Nombre: Win32.Worm.Sasser.{A-C}
Alias: WORM_SASSER, Win32.HLLW.Jobaka
Tipo:
Tamaño: 15 KB
Descubierto: 01.05.2004
Detectado: 01.05.2004
Propagación: Media
Peligrosidad: Media
In The Wild:

Síntomas:

Presence of the files: (%WINDIR% is the Windows directory)
%WINDIR%\avserve.exe -- Win32.Worm.Sasser.A
%WINDIR%\avserve2.exe -- Win32.Worm.Sasser.B,C

Presence of the registry keys:
HKLM\SOFTWARE\Microsoft\Windows\CurrentVersion\Run
with the value:
"avserve.exe" = "%WINDIR%\avserve.exe" -- Win32.Worm.Sasser.A
"avserve2.exe" = "%WINDIR%\avserve2.exe" -- Win32.Worm.Sasser.B,C

Descripción técnica:
The worm installs by exploiting the LSASS vulnerability described in the Microsoft Security Bulletin MS04-011.

It scans pseudo-random IPs on 445 sending the exploit that causes a remote shell to be spawned on port 9996.

Then it opens a FTP server on the remote computer that listens on port 5554, sends and executes itself on the remote machine.

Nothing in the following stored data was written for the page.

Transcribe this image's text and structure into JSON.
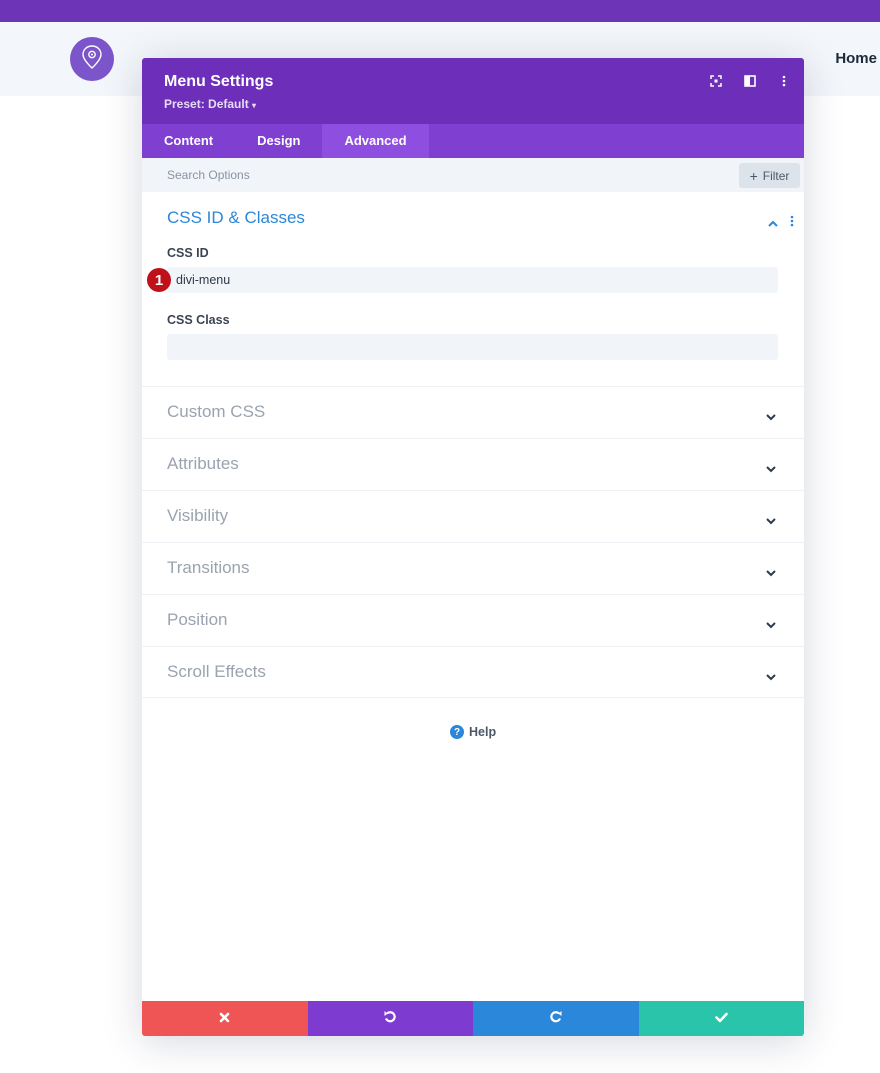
{
  "site": {
    "nav_home": "Home",
    "icons": {
      "logo": "map-pin-icon"
    },
    "colors": {
      "topbar": "#6d34b8",
      "header": "#f3f6fa",
      "logo": "#7b55c9"
    }
  },
  "modal": {
    "title": "Menu Settings",
    "preset": "Preset: Default",
    "header_icons": [
      "expand-icon",
      "split-view-icon",
      "more-vertical-icon"
    ],
    "tabs": [
      {
        "label": "Content",
        "active": false
      },
      {
        "label": "Design",
        "active": false
      },
      {
        "label": "Advanced",
        "active": true
      }
    ],
    "search": {
      "placeholder": "Search Options",
      "filter_label": "Filter"
    },
    "section": {
      "title": "CSS ID & Classes",
      "expanded": true,
      "fields": [
        {
          "label": "CSS ID",
          "value": "divi-menu"
        },
        {
          "label": "CSS Class",
          "value": ""
        }
      ]
    },
    "annotation_badge": "1",
    "toggles": [
      {
        "label": "Custom CSS"
      },
      {
        "label": "Attributes"
      },
      {
        "label": "Visibility"
      },
      {
        "label": "Transitions"
      },
      {
        "label": "Position"
      },
      {
        "label": "Scroll Effects"
      }
    ],
    "help_label": "Help",
    "footer_buttons": [
      {
        "name": "cancel",
        "icon": "close-icon",
        "color": "#ef5555"
      },
      {
        "name": "undo",
        "icon": "undo-icon",
        "color": "#7e3bd0"
      },
      {
        "name": "redo",
        "icon": "redo-icon",
        "color": "#2b87da"
      },
      {
        "name": "save",
        "icon": "check-icon",
        "color": "#29c4a9"
      }
    ],
    "colors": {
      "header": "#6d2eba",
      "tabs": "#7f3fd0",
      "active_tab": "#8e4fe0",
      "section_title": "#2b87da",
      "badge": "#c0101a"
    }
  }
}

Once executed, the worm drops a file in the Windows directory (%WINDIR%):

%WINDIR%\avserve.exe -- Win32.Worm.Sasser.A
%WINDIR%\avserve2.exe -- Win32.Worm.Sasser.B,C

and creates the registry key:
HKLM\SOFTWARE\Microsoft\Windows\CurrentVersion\Run
with the value:

"avserve.exe" = "%WINDIR%\avserve.exe" -- Win32.Worm.Sasser.A
"avserve2.exe" = "%WINDIR%\avserve2.exe" -- Win32.Worm.Sasser.B,C

Desinfección:
First you must install the security patch for the exploited vulnerability.
Go to Microsoft's Security Information page for MS04-011:

http://www.microsoft.com/technet/security/bulletin/ms04-011.mspx

Download and install the update for your Windows version and reboot.

After the update is installed, let BitDefender delete all files found infected with this worm.